Category Archives: Nachlese

In sich ruhender Aktivismus

Ein anregendes, inhaltlich und sprachlich vielfältiges, nachdenklich machendes und auch unterhaltsames Kaffeehausgespräch von ungewöhnlicher Länge (über drei Stunden) war das. Zwischen individueller Verantwortung und Ökodiktatur, zwischen demokratischem Grundprinzip und gezieltem Aktivismus, zwischen Achtsamkeit und Vernunftentscheidung – wir sind alle auf der Suche nach einer Position, die den Zustand des Planeten zumindest nicht verschlimmert und im Idealfall verbessert. Und diese Positionierung bedarf einer Auseinandersetzung mit komplexen Fragen, was im Austausch mit anderen offensichtlich am besten geht.

Über die Macht des Geldes, über Klientelpolitik und die Schwachstelle Mensch in demokratischen und rationalen Systemen, über Fleischessen und Autofahren wurde diskutiert, über optimistische und pessimistische Öko-Rhetorik und ihre Auswirkungen auf das Handeln des und der Einzelnen. Die Bedeutung sozialer Unterschiede kam ebenso zur Sprache wie die Lehren, die aus feministischem Engagement zu ziehen sind, und auch die Versäumnisse früherer Generationen waren ein Thema.
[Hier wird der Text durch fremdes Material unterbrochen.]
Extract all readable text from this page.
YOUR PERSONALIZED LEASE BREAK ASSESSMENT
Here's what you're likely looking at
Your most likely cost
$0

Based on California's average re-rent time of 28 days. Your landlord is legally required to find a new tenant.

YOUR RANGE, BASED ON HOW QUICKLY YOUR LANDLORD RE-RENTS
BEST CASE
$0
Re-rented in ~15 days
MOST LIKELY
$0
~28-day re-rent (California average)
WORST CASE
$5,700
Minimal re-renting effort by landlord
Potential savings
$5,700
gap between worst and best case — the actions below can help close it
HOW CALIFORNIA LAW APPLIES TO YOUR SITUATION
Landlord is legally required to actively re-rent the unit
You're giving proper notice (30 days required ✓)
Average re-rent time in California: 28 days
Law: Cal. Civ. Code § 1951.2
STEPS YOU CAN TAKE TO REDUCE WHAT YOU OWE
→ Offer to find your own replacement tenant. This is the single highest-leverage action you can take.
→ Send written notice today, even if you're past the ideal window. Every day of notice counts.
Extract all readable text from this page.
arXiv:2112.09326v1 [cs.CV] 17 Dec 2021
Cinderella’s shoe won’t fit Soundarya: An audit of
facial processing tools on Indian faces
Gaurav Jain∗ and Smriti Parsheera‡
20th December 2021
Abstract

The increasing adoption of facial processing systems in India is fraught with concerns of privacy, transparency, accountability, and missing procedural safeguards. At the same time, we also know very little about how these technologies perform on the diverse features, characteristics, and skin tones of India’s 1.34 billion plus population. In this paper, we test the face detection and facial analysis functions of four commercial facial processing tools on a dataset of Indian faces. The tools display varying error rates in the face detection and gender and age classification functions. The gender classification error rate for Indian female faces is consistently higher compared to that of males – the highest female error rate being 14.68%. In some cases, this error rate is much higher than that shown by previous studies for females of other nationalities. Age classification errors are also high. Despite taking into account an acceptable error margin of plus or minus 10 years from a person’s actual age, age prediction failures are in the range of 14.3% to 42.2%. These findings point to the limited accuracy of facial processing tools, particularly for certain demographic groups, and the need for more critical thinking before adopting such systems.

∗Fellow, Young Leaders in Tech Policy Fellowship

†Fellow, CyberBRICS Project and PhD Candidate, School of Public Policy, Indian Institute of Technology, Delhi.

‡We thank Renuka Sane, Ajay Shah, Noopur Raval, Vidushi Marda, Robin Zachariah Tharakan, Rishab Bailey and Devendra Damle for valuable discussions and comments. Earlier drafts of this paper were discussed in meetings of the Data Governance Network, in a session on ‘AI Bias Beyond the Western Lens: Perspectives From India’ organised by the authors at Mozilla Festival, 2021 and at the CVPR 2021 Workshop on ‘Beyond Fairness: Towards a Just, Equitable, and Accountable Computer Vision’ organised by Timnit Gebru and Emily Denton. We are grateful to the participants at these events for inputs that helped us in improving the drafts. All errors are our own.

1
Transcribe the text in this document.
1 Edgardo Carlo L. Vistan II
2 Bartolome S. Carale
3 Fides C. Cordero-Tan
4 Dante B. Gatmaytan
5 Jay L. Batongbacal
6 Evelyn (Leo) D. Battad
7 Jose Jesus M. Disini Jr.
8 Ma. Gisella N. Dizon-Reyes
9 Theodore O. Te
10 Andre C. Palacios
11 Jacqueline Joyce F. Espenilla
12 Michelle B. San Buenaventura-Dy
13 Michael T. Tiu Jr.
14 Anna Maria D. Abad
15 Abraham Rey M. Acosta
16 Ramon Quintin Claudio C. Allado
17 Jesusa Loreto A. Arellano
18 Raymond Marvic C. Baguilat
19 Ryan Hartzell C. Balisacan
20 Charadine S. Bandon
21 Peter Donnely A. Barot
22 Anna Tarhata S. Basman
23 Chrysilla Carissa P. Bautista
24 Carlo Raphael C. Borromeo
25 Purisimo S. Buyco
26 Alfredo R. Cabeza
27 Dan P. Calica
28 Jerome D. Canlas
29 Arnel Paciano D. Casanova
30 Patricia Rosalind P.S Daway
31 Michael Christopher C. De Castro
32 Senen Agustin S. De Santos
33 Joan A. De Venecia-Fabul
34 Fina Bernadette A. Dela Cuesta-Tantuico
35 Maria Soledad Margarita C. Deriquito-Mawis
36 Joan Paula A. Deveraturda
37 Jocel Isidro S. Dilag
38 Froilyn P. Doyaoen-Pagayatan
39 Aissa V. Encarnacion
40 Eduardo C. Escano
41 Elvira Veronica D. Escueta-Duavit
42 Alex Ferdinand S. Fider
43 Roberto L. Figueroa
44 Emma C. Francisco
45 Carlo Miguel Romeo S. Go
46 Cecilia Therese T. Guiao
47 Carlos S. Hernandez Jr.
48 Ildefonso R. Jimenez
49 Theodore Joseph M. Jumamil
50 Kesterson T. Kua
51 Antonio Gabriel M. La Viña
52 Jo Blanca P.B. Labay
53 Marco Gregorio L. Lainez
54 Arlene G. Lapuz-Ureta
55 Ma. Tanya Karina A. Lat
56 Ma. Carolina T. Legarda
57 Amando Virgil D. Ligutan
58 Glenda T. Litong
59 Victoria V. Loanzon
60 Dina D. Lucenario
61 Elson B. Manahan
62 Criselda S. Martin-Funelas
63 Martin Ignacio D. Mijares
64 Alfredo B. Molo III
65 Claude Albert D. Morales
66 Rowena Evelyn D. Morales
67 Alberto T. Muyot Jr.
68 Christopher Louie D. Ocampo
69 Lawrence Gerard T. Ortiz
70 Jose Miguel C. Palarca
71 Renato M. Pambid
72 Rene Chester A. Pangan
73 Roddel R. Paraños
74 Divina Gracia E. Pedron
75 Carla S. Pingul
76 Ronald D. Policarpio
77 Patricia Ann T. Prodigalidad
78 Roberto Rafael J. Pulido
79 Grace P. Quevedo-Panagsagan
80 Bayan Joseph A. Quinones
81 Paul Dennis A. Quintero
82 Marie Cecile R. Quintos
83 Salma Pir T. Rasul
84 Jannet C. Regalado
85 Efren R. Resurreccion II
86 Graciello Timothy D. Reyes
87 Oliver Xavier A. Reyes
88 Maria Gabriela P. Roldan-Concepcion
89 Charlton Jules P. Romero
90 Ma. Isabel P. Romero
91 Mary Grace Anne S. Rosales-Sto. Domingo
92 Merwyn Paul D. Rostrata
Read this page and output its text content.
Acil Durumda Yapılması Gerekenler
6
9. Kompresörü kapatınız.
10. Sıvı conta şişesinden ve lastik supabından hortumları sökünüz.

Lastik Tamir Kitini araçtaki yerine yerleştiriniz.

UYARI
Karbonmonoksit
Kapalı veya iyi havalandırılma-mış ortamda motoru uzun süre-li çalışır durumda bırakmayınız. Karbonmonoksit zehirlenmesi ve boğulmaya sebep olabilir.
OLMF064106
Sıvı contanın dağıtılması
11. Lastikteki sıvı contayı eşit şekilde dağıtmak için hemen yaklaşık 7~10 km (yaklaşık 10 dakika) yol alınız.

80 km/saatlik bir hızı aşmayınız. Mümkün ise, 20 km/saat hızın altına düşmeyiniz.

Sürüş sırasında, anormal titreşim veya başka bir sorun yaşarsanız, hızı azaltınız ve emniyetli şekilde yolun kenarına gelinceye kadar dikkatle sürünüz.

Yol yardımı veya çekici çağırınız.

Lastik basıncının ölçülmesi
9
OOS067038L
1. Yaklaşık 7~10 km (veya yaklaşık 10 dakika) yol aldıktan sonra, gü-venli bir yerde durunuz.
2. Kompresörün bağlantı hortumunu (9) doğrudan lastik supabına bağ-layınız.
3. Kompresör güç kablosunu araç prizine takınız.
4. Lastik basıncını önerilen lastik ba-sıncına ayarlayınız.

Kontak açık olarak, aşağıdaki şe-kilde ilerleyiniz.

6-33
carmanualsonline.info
Unter den Salongästen befanden sich Aktivistinnen und Aktivisten, kritische Geister und Post-Boomer.

Selbstverständlich haben wir mit dem Gespräch keine realen Probleme gelöst, aber ich fühle mich darin bestätigt, dass das Reden über ein Anliegen, wie es in einem offenen Salon gepflegt werden kann, Geist und Herz berührt und anregt. Eine über das Thema hinausgehende Einsicht ist, dass es beim Lösen von Problemen besonders wichtig ist, dass man ausreichend in sich ruht, um ohne Verunsicherung und gelassen zugeben zu können, dass man etwas dazugelernt hat.
Ich danke allen Salongästen für den angeregten und anregenden Austausch!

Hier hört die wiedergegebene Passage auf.